Am Fr., 25. Mai 2018 um 18:40 Uhr schrieb Nico Huber nico.h@gmx.de:
o Set a hard limit around 100 chars (96 would be a nice number). o If a line doesn't contain a string literal, recommend a visible width <= 72 chars.
As Sam noted, it's hard to find tooling for that. But even with 96 characters clang-format's output looks much better than with 80.

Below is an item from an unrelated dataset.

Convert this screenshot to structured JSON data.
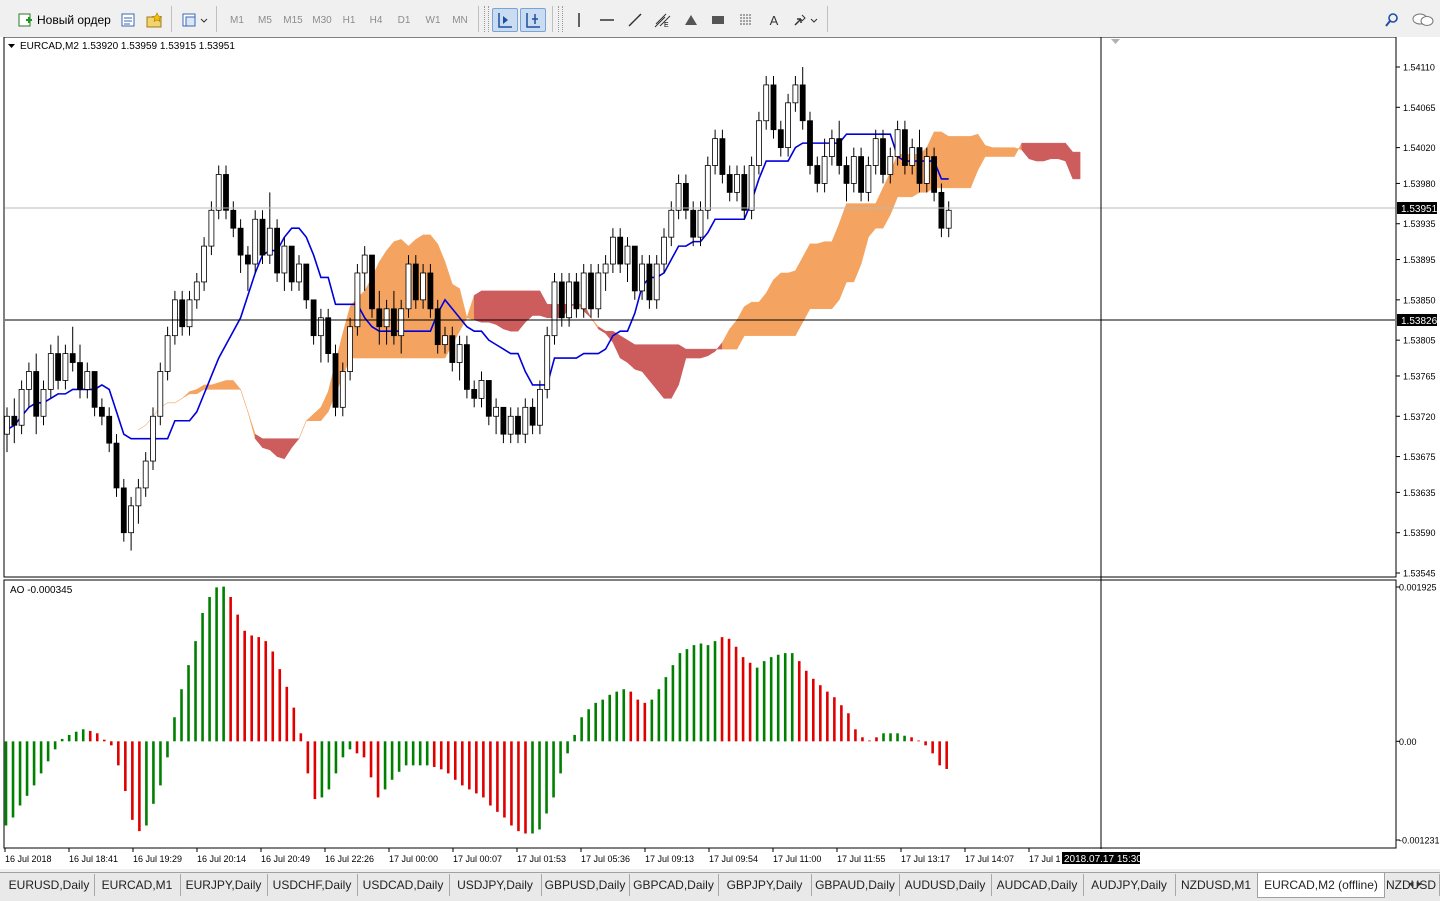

One thing your transfer of the 72 char rule from continuous text to code doesn't take into account is that in code, individual lines often stand on their own. Consider the following block:
/* this function will fill the corresponding manufacturer */ void smbios_fill_dimm_manufacturer_from_id(uint16_t mod_id, struct smbios_type17 *t) { switch (mod_id) { case 0x2c80: t->manufacturer = smbios_add_string(t->eos, "Crucial"); break;
You'd never set a chapter in a book like this except maybe as an art project (that I'd decline to read). It's more readable after collapsing both the header and the add_string call to a single line each (two "carriage returns" in the middle of a statement less), despite passing the 72/80 character limit - except if you're on an old-fashioned terminal where part of the line is missing because it's too long now.
If people write chapters full of documentation in comments, by all means, let's limit that to a 72 character width (plus indentation for "/* "). Code formatters generally leave comments alone if they can help it, so that requires a different tool if we want to enforce it.